If MMORGs continue to grow at the rate predicted by some industry experts, “It will really rewrite our lives,” he said. One Web site, Mmogchart.com, tracks the growth of MMORGs, though some corporations are protective about subscription data, and the site bases some estimates on insider tips.
To get ahead in these virtual worlds, people can invest a lot of real-world time and money. Among a sampling of recent eBay listings for virtual world real estate: an island in the “Second Life” virtual world with bids above $4,000; a “Trammel Ice Isle Castle” in the “Ultima Online” virtual world with bids above $650; and a “Baja Castle House” in the “Ultima Online” world with bidding above $395.
While virtual worlds may not have the same risk of natural disasters that occur in the real world, Castronova said there is another wrinkle: If a virtual world is not successful, the developers can literally pull the plug. No more virtual real estate, no more virtual money. No more virtual residents. All gone.
As virtual worlds evolve, residents may at some point seek some assurance that their assets will be protected in the event of such a digital Armageddon, he said.
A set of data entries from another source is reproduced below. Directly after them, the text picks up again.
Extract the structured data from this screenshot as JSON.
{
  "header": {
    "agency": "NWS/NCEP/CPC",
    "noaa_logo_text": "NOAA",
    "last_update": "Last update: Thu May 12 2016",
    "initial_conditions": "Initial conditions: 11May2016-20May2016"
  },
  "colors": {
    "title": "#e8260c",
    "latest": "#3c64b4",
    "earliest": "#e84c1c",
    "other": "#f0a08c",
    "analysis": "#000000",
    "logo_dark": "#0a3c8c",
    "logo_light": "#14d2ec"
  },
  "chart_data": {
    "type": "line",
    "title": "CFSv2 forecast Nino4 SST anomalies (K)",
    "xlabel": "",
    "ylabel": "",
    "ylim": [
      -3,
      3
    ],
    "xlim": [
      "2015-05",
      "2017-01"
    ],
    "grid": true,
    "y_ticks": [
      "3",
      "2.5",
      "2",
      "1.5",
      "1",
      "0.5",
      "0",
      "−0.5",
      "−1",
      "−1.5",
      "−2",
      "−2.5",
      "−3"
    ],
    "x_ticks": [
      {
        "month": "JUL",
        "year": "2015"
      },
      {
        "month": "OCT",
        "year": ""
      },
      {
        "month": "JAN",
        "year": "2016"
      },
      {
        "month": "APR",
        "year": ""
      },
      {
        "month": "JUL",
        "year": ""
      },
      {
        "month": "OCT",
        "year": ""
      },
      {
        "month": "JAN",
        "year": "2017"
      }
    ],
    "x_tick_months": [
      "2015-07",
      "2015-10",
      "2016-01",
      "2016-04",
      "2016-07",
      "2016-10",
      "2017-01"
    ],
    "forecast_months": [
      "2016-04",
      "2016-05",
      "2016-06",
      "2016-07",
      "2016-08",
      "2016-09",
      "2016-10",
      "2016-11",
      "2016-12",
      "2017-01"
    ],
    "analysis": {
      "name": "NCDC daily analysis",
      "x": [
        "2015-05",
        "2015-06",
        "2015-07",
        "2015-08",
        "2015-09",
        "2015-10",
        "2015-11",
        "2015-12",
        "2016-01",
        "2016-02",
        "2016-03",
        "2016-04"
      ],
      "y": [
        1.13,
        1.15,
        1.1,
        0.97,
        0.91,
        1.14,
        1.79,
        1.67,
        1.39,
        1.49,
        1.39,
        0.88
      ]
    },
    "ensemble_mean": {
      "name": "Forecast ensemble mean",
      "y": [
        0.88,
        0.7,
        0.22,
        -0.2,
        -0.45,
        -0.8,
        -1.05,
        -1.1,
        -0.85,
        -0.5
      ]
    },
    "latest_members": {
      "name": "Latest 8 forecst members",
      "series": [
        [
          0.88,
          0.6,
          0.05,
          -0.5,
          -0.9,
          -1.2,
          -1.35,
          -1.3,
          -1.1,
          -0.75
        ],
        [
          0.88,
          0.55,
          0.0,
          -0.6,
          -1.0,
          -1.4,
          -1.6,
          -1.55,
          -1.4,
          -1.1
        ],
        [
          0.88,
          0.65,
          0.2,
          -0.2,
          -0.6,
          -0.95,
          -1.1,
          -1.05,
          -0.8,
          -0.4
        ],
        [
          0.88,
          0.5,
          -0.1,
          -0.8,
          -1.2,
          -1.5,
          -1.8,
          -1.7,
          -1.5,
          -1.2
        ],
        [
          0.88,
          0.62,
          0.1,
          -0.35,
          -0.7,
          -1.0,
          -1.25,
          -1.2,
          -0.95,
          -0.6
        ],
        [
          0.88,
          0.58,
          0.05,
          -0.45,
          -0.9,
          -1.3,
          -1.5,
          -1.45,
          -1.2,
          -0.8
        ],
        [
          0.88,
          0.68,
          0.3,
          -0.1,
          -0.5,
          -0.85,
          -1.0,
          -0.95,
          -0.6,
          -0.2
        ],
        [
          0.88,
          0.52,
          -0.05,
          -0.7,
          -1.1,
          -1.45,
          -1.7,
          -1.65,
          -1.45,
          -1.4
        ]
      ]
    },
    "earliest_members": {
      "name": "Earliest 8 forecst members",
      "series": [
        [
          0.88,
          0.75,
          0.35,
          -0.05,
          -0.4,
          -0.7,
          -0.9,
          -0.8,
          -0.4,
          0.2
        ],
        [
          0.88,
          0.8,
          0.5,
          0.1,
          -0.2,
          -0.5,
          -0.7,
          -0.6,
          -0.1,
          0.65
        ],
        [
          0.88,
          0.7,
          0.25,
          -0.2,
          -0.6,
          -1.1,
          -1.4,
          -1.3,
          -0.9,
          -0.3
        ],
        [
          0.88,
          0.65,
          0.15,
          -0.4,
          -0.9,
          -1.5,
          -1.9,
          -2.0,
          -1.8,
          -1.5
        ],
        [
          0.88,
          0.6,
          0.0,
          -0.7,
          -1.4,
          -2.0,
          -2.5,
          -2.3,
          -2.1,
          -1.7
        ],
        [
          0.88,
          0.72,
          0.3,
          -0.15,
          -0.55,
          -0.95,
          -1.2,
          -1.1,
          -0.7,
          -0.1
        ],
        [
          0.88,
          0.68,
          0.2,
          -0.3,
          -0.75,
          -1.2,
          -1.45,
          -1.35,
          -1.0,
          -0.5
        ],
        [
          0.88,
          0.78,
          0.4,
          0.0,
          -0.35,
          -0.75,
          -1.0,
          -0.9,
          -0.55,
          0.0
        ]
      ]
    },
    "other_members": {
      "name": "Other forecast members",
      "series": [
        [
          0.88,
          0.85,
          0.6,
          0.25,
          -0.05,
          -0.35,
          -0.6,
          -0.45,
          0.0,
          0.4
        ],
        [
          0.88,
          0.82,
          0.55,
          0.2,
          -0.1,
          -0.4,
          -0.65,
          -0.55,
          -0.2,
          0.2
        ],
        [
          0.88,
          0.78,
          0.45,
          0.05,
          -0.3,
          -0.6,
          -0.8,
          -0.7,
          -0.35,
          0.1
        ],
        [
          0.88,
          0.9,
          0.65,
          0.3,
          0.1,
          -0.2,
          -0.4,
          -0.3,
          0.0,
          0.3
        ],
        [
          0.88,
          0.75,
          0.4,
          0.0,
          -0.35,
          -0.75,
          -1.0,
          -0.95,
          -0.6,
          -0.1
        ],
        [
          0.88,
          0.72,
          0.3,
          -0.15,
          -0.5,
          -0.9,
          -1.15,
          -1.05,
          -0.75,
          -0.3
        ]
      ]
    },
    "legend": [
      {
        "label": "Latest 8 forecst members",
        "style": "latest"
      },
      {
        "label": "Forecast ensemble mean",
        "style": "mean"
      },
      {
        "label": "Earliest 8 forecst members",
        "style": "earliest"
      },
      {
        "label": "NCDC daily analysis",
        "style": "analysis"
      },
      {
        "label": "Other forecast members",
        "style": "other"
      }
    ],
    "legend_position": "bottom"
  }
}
For example, it may be in the interest of smaller virtual worlds to establish “transfer protocols” so that residents could simply pick up their virtual belongings and move to another virtual world. “It would provide a measure of risk protection. It would be a useful service,” he said.
Already, there are examples of virtual worlds that have gone kablooey.
Risk is a part of the synthetic landscape, but so is opportunity. “Virtual reality is a new frontier, a place for the bold and pioneers. The rules have yet to be written,” said Jacobs, a.k.a. Neverdie.